Here's a description of the documentary from the BBC site:

Both the astronomer Flammarion and the Russian mystic & Cosmist Nikolai Fyodorov dreamed of the dead resurrected on Mars. At the height of the Cold War mysterious messages from Mars turn out to come from God, as mankind is shocked into a new beginning in the loopy film Red Planet Mars. But the Bolsheviks had got to Mars long before that, before the revolution even in 1908 with Alexander Bogdanov's Red Star. A prophet of the Bolshevik Revolution, Bogdanov gives us a historically advanced socialist state visited by a veteran revolutionary-in fact this socialist utopia will drive him mad! Russia and then the Soviet Union ached for a future among the stars where apple blossom time would come to Mars.

 

In Unveiling a Parallel, 1893, two Iowan women send a visitor by plane to see how women's lives could be just as equal as men's. Why they could propose marriage & have children out of wedlock! That great mapper of Mars canals, Percival Lowell, impressed on people the desperate tale of Martian co-operation as they raced to save their species. In America the story of terra-forming emerged from science fiction to cast a powerful spell on scientists & writers.

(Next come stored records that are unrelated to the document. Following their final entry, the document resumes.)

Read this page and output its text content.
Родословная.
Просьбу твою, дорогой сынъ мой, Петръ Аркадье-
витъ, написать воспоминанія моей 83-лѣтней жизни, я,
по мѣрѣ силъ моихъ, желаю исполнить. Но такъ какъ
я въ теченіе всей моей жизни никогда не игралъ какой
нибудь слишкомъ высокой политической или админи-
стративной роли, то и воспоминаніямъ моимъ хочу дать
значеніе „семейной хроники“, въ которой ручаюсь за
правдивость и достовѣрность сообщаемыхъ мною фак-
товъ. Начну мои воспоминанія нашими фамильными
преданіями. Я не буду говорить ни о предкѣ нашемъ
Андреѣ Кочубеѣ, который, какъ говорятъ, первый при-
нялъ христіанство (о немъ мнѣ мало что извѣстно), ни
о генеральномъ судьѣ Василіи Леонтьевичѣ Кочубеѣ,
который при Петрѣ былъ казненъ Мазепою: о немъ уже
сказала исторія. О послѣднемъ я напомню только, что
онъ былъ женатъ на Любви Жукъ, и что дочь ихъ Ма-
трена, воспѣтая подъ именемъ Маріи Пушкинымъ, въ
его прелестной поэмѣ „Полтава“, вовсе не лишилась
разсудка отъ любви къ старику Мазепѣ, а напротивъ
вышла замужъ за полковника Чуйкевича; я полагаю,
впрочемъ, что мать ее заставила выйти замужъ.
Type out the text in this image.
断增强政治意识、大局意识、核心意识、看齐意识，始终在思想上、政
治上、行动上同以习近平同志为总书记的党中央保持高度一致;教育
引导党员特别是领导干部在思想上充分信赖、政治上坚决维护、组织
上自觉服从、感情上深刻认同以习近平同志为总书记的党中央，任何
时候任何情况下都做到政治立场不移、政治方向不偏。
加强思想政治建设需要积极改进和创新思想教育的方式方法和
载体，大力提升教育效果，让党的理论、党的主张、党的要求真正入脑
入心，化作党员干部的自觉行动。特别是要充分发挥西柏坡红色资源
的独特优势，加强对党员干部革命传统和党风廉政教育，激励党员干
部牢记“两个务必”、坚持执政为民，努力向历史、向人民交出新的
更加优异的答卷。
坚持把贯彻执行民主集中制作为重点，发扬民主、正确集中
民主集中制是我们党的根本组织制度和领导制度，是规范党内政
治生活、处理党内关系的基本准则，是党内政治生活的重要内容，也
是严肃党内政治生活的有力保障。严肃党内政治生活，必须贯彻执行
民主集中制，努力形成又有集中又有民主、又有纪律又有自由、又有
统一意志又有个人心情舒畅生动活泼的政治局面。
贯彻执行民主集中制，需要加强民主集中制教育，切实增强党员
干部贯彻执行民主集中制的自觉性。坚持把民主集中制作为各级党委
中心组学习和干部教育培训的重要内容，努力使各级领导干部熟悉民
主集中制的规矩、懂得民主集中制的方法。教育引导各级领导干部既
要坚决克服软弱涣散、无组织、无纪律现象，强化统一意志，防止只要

Jim lovelock, creator of the Gaia theory impishly suggesting we nuke Mars & cover it in hair spray to begin its rebirth. Then came Kim Stanley Robinson, whose vast Martian trilogy (Red, Green, Blue Mars) gives us a near utopia, won only after decades of political strife, terra-forming and a final, irrevocable break with Earth.

My contributions to the programme included a discussion of Wells' Martian alien invasion in War of the Worlds (1898), and the early feminist Martian utopia, Unveiling a Parallel: A Romance (1893) by Alice Ilgenfritz Jones and Ella Merchant, which uses Mars as a novum in which to stage an alternative world of gender equality (but, interestingly, not class equality) where women are civic leaders, successful business tycoons, and even have their own equivalents to gentleman's clubs. I also considered Alexander Bogdanov’s utopian novel Red Star (Krasnaya zvezda) (1908), in which a superior Martian culture comes to revolutionary Russia shortly after the 1905 revolution seeking suitable ambassadorial candidates to help the Martians engage with Earth. Finally, I discussed another significant early Bolshevik work of science fiction that similarly uses Mars to reflect upon the state of the young Russian republic: Alexei Tolstoy’s Aelita (1922), which was adapted for cinematic release by Yakov Protazanov in 1924 under the title of Aelita: Queen of Mars (Aelita: koroleva marsa).

My contributions to this radio documentary were informed by a chapter I had been researching for Roger Luckhurst's Science Fiction: A Literary History (British Library Press, 2017), in which I surveyed utopian and dystopian literature in the early twentieth-century period. I enjoyed the sub-section on early Russian SF and Martian utopias so much, it has subsequently expanded into a case study for my second monograph, Arcadian Revenge: Utopia, Apocalypse and Science Fiction in the Era of Ecocatastrophe, which considers how fictions of extreme environments (such as Mars, Antarctica, the deep sea, and the centre of the Earth) have allowed writers to imagine creative responses to real and perceived disasters about climate change, from the late 19th century to the present day.